Selenopeptide mapping in a selenium–yeast protein digest by parallel nanoHPLC-ICP-MS and nanoHPLC-electrospray-MS/MS after on-line preconcentration

Electrospray technique, Inductively coupled plasma/MS, LC/MS, Multiply charged ions, Peptides, Proteins.

ICP collision cell MS was optimized for the detection and retention-time marking of selenium-containing peptides in nanoHPLC (75 µm column) after on-line 100-fold preconcentration on a capillary (300 µm id) precolumn.
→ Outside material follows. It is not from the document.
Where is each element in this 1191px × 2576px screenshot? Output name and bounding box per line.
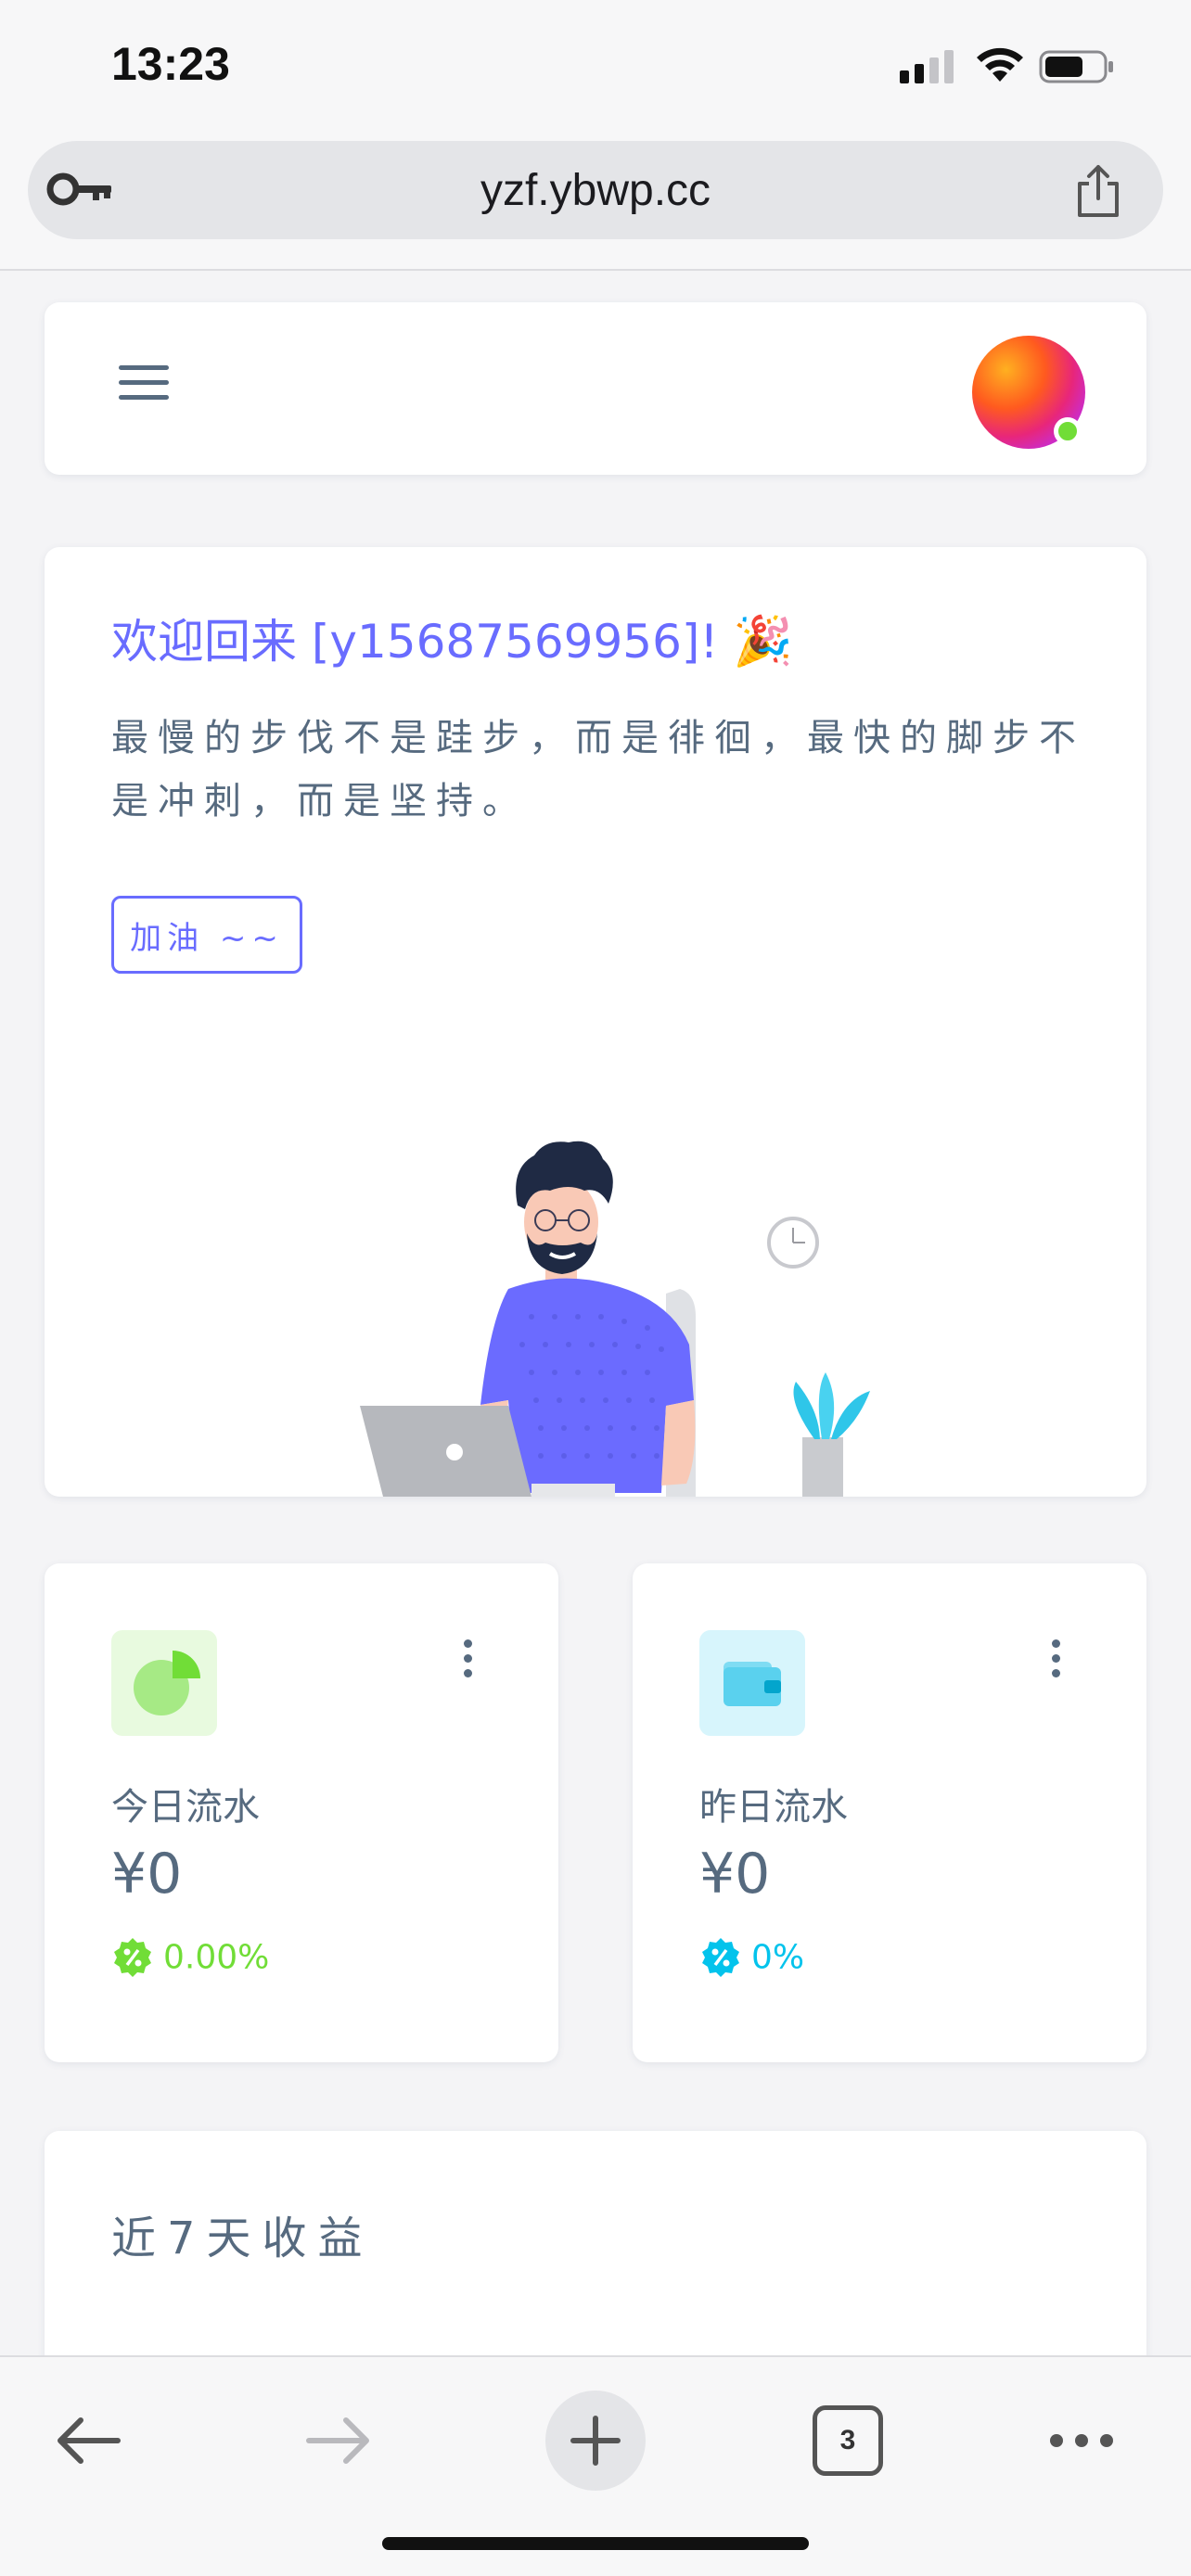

The mobile phase composition, gradient and flow rate were chosen to allow electrospray-MS/MS to be successfully run in parallel in identical separation and preconcentration conditions in order to produce two matching sets of chromatograms: an element-specific one and a molecule-specific one. Knowledge of the retention time of a Se-containing peptide of interest allowed efficient data mining in the corresponding ES-MS chromatogram and the identification of minor Se-species. A third chromatogram was run to obtain collision-induced dissociation data for the target peptides. The performance of the method was demonstrated for a comprehensive on-line characterization of a mixture of peptides in a tryptic digest of a Se-containing protein fraction isolated by size-exclusion chromatography from a selenium yeast extract. The method allowed the identification of whole series of Se/S substitutions in individual peptides and, in some cases, sequencing of isomers differing in the position of selenomethionine residues in the amino acid sequence.